In fact, it is not necessary to avoid the claim which implied that the serpent was right, and make superfluous interpretations in order to prove that God was right. If we take the dimension of temporality into the consideration, both the snake and God can be right; which is the very trick of the story and also the serpent. As a matter of fact, it is possible to assume that the serpent makes a trick and omits the word “immediately” when it speaks with Eve.
Of course, Adam and Eve did not die “immediately”, but they are sentenced to “mortality”; which meant that they will “eventually” die, since their access to the tree of life has been cut. This also explains why God placed the cherubim and a flaming sword to the east of garden to guard the tree of life. Thus, it is possible to deduce from the narrative that tree of life was the true source Adam and Eve’s “not dying physically” and by cutting their access God ensured that they will physically die “eventually”.
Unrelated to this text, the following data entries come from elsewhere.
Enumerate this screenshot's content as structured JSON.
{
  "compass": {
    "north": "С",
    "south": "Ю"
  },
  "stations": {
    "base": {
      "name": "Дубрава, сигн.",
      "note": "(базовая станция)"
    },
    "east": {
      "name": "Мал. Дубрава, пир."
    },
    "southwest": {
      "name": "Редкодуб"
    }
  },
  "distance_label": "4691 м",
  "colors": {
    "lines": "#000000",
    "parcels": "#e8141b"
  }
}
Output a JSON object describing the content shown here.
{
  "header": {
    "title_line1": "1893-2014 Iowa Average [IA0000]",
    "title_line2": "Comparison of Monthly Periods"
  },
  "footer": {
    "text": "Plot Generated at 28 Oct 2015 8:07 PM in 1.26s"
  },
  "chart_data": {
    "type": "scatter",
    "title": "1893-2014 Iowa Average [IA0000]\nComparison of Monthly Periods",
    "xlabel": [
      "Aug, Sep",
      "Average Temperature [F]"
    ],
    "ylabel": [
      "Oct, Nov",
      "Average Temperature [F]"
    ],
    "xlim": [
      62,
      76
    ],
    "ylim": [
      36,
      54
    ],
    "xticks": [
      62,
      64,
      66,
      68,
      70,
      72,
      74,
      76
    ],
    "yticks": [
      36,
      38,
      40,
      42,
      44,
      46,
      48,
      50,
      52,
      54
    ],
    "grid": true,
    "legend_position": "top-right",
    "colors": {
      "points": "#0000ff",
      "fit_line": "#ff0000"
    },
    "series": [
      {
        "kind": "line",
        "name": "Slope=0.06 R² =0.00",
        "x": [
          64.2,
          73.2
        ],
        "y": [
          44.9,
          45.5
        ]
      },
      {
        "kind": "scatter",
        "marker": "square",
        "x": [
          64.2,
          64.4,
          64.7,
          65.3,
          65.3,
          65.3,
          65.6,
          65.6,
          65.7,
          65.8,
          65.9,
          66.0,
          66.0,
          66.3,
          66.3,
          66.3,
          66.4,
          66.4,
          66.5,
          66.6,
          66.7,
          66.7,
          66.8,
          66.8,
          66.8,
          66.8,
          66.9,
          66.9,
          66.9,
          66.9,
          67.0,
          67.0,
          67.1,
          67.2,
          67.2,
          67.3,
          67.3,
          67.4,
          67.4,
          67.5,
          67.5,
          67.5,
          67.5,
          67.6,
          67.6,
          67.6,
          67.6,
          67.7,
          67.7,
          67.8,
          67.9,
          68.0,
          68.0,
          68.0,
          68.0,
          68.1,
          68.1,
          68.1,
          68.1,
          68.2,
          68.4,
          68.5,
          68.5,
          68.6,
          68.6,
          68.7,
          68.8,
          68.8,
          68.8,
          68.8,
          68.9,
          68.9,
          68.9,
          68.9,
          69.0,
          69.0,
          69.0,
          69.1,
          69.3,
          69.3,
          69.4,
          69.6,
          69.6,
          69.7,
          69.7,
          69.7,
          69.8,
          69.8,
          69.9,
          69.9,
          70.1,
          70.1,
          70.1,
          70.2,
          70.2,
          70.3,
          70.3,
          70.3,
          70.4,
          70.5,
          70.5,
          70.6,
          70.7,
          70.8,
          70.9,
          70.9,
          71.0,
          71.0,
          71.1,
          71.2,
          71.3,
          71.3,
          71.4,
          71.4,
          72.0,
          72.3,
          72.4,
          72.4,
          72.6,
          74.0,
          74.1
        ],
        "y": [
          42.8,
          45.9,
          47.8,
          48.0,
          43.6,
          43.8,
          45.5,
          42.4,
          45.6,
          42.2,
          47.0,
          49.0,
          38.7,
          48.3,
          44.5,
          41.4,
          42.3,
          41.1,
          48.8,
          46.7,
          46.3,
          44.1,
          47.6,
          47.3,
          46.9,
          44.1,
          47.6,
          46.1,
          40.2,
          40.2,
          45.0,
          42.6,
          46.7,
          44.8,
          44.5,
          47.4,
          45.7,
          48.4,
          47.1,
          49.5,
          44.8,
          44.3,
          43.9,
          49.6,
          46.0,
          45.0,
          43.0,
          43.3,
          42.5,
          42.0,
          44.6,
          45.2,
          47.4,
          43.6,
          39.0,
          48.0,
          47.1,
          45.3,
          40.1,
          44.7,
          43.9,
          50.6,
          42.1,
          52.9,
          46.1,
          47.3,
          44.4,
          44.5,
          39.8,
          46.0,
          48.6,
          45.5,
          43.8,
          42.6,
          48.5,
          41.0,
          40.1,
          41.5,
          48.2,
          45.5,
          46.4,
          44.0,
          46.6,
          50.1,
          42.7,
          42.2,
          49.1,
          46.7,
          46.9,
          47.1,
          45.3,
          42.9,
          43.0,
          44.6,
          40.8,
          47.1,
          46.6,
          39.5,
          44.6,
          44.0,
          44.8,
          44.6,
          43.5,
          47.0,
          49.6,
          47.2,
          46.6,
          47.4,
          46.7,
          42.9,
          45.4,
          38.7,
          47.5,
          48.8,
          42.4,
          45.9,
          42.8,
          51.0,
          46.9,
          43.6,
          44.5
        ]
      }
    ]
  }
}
It is difficult to make an assertion on whether Adam and Eve were made mortal or immortal at the beginning, however as explained above the tree of life can be interpreted as the source of Adam and Eve’s “not dying”. The only thing for sure that can be deduced from the text is that they ceased to be “not dying” after they ate the fruit of the tree of knowledge. I say “not dying” instead of immortality, because not dying does not automatically mean that they are immortal and actually they are “dieable” without an access to the tree of life.